Correspondance 1812-1876, 3/1850/CCCX


CCCX

À JOSEPH MAZZINI, À LONDRES


Nohant, 10 mars 1850.


Mon ami,

J’ai pris plus de courage depuis que je ne vous ai écrit, bien que j’aie perdu plus de santé et de force physique. Mais ce qui me donne patience, c’est justement que je ne me sens plus cette énergie matérielle qui résistait à tous les coups. À présent, je n’aurai qu’à me laisser faire pour m’en aller tout doucement et sans crime, puisque, selon vous, c’est un crime de s’en aller volontairement. Je persiste à croire que nous avons tous cette liberté, ce droit de protester contre la vie, telle que l’ont faite les erreurs et les mauvaises passions des sociétés fausses et injustes. Et, quand beaucoup de nous auraient suivi mon exemple, où eût été le mal ? Tous ces suicides qui ont marqué les années scandaleuses et impies de l’empire romain ne sont-ils pas une protestation qui a son importance et qui a eu son effet ?

Quand les premiers chrétiens se jetèrent dans les thébaïdes, n’était-ce pas une manière de se tuer et de protester contre la corruption et les violences des sociétés ? Et quand ce peuple, qui oublie ses martyrs en prison et dans l’exil, apprendrait que Barbès et autres ont mis fin à des jours intolérables, où serait le mal encore une fois ? Moi, je suis toujours plus frappée des actes de désespoir que des résistances héroïques, et j’ai plus appris à haïr l’injustice en voyant la mort volontaire de certains anciens qu’en lisant les écrits des inébranlables stoïques.

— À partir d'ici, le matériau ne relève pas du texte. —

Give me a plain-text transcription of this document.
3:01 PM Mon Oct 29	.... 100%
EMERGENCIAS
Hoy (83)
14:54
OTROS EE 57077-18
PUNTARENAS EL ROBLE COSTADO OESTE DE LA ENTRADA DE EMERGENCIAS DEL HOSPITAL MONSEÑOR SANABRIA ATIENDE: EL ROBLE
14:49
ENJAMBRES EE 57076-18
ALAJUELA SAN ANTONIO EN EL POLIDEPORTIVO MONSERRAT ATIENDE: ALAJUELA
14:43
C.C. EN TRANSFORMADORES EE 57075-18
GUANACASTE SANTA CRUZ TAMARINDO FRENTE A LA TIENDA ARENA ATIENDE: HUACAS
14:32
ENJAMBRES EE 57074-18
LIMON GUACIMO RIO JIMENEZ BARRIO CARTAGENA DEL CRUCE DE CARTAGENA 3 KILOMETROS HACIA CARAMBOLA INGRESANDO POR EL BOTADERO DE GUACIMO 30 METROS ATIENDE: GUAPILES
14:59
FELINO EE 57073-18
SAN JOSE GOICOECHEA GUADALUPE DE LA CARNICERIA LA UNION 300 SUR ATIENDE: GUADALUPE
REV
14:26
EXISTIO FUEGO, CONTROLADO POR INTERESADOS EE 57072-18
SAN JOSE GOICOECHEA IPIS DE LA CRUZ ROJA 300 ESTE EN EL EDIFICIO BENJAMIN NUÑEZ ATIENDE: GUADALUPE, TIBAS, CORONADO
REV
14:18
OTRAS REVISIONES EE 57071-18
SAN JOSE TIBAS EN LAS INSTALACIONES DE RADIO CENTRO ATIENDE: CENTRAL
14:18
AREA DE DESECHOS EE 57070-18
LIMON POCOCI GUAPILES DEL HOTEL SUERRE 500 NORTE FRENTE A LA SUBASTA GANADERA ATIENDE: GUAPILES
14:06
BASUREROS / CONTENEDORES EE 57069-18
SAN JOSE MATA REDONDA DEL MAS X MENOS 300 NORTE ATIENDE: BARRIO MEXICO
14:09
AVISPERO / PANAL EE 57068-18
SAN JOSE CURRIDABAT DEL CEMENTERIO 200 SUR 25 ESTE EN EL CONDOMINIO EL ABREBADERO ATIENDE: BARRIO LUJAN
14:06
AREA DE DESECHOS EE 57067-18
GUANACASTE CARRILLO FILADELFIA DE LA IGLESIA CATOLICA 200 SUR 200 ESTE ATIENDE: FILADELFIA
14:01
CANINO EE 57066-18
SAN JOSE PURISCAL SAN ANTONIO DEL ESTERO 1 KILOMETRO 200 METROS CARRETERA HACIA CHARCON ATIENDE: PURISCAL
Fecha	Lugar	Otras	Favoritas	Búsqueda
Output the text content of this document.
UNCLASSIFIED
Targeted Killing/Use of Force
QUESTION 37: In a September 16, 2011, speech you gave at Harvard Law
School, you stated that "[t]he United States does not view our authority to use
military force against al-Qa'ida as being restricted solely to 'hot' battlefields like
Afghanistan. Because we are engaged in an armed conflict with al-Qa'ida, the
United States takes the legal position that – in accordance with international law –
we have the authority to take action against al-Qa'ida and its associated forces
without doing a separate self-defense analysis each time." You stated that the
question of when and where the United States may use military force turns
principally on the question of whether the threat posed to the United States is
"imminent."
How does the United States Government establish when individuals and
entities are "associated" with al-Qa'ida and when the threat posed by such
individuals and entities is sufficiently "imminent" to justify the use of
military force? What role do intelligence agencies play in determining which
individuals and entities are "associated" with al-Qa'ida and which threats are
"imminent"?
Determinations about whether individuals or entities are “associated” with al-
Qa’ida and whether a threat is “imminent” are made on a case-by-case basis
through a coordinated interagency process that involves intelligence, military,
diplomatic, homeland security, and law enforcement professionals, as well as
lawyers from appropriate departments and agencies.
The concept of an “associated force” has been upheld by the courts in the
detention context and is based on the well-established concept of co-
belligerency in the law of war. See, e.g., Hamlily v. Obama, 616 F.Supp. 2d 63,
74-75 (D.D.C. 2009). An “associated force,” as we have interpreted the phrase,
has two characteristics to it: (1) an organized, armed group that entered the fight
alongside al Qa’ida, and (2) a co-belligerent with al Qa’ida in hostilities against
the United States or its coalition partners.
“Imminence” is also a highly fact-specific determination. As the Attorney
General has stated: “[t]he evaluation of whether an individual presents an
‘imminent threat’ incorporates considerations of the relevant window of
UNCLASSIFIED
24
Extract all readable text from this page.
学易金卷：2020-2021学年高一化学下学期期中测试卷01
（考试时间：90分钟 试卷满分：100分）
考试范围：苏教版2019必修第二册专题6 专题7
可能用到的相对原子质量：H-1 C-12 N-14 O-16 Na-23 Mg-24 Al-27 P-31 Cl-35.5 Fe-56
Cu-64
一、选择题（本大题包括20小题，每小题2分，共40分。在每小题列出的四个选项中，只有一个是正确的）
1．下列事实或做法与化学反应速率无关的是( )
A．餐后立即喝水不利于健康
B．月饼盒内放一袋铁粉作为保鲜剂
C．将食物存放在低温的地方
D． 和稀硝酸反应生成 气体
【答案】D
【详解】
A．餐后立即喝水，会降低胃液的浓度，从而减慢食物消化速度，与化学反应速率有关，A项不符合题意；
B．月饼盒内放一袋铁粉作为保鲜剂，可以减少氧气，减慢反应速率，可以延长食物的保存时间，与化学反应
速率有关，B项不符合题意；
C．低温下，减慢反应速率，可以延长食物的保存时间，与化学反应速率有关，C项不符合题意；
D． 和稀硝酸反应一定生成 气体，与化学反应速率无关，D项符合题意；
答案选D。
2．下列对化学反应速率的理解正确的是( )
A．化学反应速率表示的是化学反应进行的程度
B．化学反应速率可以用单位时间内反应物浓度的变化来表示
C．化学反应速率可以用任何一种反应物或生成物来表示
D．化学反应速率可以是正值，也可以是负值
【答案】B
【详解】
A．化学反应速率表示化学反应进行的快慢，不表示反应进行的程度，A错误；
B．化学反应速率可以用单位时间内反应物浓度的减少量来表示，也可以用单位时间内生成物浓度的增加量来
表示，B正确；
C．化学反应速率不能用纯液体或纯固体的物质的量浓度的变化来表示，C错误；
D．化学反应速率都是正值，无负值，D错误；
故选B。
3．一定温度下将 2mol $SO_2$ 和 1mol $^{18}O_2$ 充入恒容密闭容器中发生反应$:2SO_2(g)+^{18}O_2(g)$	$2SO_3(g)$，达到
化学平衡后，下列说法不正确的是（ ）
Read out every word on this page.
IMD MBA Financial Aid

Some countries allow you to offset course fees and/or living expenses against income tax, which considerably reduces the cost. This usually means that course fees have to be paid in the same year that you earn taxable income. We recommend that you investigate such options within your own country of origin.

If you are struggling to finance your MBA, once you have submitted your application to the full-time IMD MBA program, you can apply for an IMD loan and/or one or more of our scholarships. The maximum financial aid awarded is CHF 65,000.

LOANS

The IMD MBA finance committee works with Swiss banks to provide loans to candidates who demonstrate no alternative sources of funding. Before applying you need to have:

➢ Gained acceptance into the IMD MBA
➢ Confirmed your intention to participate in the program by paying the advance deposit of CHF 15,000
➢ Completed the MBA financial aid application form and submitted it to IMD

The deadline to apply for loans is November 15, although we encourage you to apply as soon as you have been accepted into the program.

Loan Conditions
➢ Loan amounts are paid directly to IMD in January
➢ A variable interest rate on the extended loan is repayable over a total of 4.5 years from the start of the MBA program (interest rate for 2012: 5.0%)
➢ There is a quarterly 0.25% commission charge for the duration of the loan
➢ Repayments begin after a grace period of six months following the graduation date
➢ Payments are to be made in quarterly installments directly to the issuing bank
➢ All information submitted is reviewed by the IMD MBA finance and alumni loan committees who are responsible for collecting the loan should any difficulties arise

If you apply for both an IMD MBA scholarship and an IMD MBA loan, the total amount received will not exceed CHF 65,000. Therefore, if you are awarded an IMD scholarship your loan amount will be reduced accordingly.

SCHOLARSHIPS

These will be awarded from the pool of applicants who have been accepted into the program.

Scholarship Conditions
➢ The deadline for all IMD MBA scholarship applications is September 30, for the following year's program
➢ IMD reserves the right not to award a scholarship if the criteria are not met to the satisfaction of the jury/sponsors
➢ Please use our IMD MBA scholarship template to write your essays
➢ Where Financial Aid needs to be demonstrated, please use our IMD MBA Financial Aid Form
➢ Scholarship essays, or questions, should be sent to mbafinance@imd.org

Mais laissons ce morne chapitre, qui ne vous convaincrait pas, puisque vous appréciez tout cela avec un autre sentiment. Ce sentiment est plus puissant que tous les raisonnements du monde. D’ailleurs, je n’aurai pas la force que j’ambitionne, je ne me tuerai pas. Se tuer n’est rien, sans doute ; mais s’endurcir contre les larmes de quelques êtres qui ne vivent que par vous, c’est là ce qui me manquera probablement. Et puis à quoi bon, puisqu’on meurt sans cela ?

Ne vous tourmentez pas et ne vous affligez pas des lettres que je vous écris. Les lettres, surtout les lettres espacées, sont plus sombres que la vie courante, parce qu’elles résument certain sentiment suprême, certaine conclusion fatale qui se trouve au bout de tout, quand on se recueille pour ouvrir à un ami le fond de son cœur. Dans la vie courante, rien ne paraît. On a des habitudes de gaieté, parce qu’en France surtout la gaieté, la légèreté apparente est comme une loi de savoir-vivre. Dans certains milieux particulièrement, il faut toujours savoir rire avec ceux qui rient. Je vis presque toujours avec des artistes, avec des personnes jeunes ; on s’amuse chez moi et j’y suis toujours gaie.

J’y suis heureuse et très tranquille si l’on n’apprécie que les relations apparentes. Le mal de ma vie est en moi. Il est dans ma secrète appréciation de toutes ces choses qui paraissent si divertissantes et qui font vibrer dans le fond de mon âme des cordes si lugubres. Rassurez-vous donc, je porte bien mon costume, et personne que vous peut-être ne se doutera jamais que je me meurs de chagrin.

Vous êtes content, vous, dans ce moment-ci, n’est-ce pas ? Nos élections sont bonnes et tous mes amis sont pleins de joie et d’espérance. Ils disent, et je pense qu’ils ont raison, que nous irons sans secousse jusqu’aux prochaines élections générales et qu’alors la majorité sera dans le sens de l’avenir républicain. Je le crois aussi. Mais cela ne rendra pas la vie à ceux qui sont morts victimes de l’ignorance et de l’indécision des masses ; vous acceptez la loi du malheur, vous êtes religieux.

Il se peut qu’en fin de compte, je sois impie, puisque je ne peux pas me soumettre au mal accompli, à ce passé que Dieu lui-même ne peut réparer, puisqu’il ne peut le reprendre, et qui saigne toujours en moi comme une blessure incurable.

Cher ami, ne perdez pas votre temps à répondre à mes tristes lettres et à réfuter ce que vous regardez comme mes hérésies. Aimez-moi, et envoyez-moi deux lignes quand vous avez le temps, pour me parler de vous et me dire que vous vous souvenez de moi.